Hadoop is contributing to the success of data analytics. Anad Rai, IT manager at Verizon Wireless, examined the differences between traditional versus big data at Data Summit 2015 in a session titled “Analytics: Traditional Versus Big Data.” The presentation, which was part of the IOUG track moderated by Alexis Bauer Kolak, education manager at the IOUG, showed how big data technologies are helping data discovery and improving the transformation of information and knowledge into wisdom.
There are two types of techniques to dealing with data analytics, supervised and unsupervised learning, Rai said.
Supervised learning is the machine learning task of inferring a function from training data while unsupervised learning is trying to find hidden data, Rai explained.
After defining those two methods Rai outlined the differences between Hadoop, NoSQL and the RDBMS and how they co-exist with each other.
Hadoop is a data storage solution that is made up of HDFS, which stores data, and MapReduce, which processes data. “It allows companies to process the data using cheap resources and easily storing it,” Rai said. “Since it is a cheaper resource it helps building that ROI and you can use that data.”

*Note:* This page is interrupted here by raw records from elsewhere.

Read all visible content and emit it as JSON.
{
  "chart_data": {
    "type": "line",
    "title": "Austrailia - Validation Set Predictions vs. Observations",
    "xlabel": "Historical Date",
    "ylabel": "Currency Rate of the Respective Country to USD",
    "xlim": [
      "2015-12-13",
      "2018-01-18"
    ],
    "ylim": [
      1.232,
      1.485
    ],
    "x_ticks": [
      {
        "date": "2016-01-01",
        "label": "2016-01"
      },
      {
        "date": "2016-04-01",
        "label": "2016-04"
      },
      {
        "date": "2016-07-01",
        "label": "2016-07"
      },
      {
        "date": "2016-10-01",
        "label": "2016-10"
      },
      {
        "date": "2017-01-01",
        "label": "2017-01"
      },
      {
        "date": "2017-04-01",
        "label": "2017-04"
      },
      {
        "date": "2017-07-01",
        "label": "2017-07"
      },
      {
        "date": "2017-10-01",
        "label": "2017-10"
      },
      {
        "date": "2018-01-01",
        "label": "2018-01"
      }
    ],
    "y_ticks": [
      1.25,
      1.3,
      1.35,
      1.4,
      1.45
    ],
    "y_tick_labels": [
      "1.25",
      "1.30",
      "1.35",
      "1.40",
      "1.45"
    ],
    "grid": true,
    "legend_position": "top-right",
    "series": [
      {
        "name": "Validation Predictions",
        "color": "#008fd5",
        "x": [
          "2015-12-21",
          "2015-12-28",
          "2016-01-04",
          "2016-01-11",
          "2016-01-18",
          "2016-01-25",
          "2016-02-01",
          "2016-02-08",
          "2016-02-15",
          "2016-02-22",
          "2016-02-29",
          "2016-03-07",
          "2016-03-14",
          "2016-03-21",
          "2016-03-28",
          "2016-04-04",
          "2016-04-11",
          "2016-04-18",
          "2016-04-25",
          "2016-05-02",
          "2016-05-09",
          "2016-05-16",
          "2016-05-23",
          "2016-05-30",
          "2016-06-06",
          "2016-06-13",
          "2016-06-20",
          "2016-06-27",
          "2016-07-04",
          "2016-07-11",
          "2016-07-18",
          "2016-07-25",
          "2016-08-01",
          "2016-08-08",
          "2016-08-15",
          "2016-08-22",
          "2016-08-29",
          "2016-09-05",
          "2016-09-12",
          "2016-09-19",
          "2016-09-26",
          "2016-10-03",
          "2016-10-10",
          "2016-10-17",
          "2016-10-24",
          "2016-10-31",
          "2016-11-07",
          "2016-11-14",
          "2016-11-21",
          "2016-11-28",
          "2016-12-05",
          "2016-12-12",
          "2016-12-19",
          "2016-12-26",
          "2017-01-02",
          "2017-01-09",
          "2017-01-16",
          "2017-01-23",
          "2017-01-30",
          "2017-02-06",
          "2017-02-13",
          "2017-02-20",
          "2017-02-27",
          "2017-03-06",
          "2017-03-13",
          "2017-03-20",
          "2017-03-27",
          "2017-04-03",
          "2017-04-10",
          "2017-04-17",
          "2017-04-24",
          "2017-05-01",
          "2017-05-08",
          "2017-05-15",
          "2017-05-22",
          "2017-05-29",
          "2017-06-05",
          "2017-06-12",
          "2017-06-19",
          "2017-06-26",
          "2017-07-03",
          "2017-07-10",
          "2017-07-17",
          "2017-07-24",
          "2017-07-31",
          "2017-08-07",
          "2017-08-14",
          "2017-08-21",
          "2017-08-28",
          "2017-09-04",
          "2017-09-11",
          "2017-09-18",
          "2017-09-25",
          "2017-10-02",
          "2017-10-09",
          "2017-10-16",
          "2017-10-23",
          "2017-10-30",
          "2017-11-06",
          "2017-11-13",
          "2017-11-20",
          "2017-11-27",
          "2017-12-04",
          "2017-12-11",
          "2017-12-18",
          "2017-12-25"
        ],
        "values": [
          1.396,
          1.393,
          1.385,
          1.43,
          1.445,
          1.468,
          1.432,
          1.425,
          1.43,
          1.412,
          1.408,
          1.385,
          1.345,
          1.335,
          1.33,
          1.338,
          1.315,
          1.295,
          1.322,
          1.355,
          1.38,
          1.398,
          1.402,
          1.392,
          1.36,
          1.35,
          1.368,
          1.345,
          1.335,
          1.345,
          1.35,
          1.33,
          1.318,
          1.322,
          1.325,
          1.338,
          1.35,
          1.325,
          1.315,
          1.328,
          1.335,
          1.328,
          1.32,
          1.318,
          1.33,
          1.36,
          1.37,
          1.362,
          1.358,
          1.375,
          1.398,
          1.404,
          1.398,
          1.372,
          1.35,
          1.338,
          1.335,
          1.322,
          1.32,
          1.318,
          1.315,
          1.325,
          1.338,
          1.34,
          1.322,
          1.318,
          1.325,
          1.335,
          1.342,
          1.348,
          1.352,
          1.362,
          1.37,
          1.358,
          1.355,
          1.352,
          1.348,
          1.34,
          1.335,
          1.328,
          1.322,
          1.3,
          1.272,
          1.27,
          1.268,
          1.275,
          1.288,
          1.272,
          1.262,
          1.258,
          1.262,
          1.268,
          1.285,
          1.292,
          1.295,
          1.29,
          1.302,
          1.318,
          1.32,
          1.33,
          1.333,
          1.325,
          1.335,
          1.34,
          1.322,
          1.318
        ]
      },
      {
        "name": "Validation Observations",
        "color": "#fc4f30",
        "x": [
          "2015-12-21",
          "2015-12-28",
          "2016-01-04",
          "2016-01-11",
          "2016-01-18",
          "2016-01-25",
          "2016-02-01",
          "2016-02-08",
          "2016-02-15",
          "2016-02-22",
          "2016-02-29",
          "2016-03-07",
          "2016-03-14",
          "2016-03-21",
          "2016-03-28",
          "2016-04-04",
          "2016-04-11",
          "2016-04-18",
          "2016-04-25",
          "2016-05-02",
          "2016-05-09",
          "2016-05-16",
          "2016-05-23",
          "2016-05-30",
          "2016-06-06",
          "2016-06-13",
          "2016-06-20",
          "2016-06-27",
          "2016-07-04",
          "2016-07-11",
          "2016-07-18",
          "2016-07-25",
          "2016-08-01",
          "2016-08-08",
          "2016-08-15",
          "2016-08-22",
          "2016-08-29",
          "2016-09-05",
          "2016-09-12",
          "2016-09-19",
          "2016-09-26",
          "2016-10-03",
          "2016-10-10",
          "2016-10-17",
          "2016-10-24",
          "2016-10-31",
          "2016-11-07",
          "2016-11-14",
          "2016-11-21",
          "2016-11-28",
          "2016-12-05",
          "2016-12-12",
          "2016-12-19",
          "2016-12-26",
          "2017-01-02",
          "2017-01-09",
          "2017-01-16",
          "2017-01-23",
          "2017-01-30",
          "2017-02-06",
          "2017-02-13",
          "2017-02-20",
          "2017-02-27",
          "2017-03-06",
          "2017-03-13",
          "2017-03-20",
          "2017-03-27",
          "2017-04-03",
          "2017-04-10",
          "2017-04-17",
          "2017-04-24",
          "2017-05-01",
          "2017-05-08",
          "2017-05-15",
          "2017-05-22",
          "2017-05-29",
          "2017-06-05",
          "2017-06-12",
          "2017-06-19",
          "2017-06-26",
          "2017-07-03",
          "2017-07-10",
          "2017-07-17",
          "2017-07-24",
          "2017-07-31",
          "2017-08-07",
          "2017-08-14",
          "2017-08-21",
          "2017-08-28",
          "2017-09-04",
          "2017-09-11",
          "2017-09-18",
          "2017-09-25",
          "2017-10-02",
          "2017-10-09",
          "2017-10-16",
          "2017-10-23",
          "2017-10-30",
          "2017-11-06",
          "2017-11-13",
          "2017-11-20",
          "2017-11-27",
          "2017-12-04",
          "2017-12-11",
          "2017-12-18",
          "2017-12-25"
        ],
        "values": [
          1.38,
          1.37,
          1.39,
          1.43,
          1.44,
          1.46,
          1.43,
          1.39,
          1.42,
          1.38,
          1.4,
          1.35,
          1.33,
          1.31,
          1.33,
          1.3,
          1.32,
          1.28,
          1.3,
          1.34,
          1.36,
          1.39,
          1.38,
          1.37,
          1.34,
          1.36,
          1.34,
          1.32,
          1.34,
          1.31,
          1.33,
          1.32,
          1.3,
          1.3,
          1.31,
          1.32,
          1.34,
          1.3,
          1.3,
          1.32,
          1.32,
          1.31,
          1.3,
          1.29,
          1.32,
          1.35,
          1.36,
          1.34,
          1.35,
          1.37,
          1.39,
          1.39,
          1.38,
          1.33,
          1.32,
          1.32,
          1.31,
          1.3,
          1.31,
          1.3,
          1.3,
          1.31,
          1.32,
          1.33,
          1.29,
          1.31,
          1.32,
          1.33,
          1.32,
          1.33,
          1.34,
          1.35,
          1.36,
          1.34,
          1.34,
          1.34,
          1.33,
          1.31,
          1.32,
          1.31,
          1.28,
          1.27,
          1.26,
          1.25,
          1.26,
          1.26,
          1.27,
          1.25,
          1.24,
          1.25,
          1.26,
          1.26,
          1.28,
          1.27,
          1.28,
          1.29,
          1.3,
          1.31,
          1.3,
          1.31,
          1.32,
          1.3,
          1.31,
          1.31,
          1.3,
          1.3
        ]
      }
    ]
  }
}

A NoSQL database provides a mechanism for storage and retrieval of data that is modeled in means other than the tabular relations used in relational databases. A relational database management system (RDBMS) is a database management system (DBMS) that is based on the relational model.
“All these are different data stores and each one of them is complementary,” Rai said.
Then Apache Hive comes along to help Hadoop, Rai said, which is similar to the external table on HDFS. It has a SQL-like access to data by using MapReduce, he noted, and Hive can also use tools like Tableau.
“In the past we were using several techniques to solve problems now we are adding insights to value by exploring things from Hadoop,” Rai said. “In order to explore and understand data we need the necessary analytical tools.”